Parametrisches Wissen
Parametrisches Wissen ist alles, was ein KI-Modell aus seinem Training behalten hat und ohne Nachschlagen abrufen kann. Es steckt in den Millionen von Zahlen im Inneren des Modells, nicht in einer Datenbank oder einer Suchmaschine.
Ein Sprachmodell wie ChatGPT wird mit riesigen Textmengen gefüttert. Dabei stellt es im Inneren Millionen bis Billionen Zahlen so ein, dass es Texte gut fortsetzen kann. Diese Zahlen heißen Parameter. Alles, was das Modell nach dem Training beantworten kann, ohne irgendwo nachzuschauen, steckt in genau diesen Zahlen. Diesen Vorrat nennt man parametrisches Wissen. Man kann sich das wie Wissen vorstellen, das ein Mensch im Kopf hat: verfügbar ohne Nachschlagen, aber auch nicht mehr korrigierbar, sobald es einmal falsch gelernt wurde.

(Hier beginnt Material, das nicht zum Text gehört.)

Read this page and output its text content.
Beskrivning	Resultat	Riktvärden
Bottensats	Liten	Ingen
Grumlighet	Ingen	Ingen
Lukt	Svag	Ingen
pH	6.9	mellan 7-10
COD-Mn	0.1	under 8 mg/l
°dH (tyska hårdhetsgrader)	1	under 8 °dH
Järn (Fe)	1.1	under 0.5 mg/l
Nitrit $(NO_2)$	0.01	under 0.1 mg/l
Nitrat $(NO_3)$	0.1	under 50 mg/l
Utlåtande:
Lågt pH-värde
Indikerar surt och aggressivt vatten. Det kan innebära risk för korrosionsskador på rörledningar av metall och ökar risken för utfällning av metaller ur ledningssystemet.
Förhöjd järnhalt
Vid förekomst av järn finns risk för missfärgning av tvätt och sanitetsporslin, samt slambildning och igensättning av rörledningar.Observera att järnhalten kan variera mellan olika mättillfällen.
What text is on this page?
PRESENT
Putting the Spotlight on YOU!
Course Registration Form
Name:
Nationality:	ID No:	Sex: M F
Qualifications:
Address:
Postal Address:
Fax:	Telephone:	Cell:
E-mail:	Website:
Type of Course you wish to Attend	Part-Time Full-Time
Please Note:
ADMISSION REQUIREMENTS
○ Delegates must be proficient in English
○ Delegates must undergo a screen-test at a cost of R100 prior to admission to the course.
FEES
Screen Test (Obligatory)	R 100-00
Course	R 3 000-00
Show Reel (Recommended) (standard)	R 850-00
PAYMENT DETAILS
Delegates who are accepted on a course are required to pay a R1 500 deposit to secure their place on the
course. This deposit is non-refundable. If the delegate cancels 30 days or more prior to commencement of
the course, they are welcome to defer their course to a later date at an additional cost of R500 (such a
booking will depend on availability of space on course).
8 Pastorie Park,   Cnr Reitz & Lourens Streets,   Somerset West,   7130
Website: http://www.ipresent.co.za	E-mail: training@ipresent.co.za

Warum das Modell trotzdem Bücher braucht
Parametrisches Wissen hat einen festen Stichtag. Es endet dort, wo die Trainingsdaten enden. Ein Modell, dessen Daten im Sommer 2024 abgeschnitten wurden, kennt keine Wahlergebnisse vom Herbst 2024. Es weiß aber oft nicht, dass es sie nicht kennt. Genau daraus entstehen viele erfundene Antworten, die man in der Branche Halluzinationen nennt.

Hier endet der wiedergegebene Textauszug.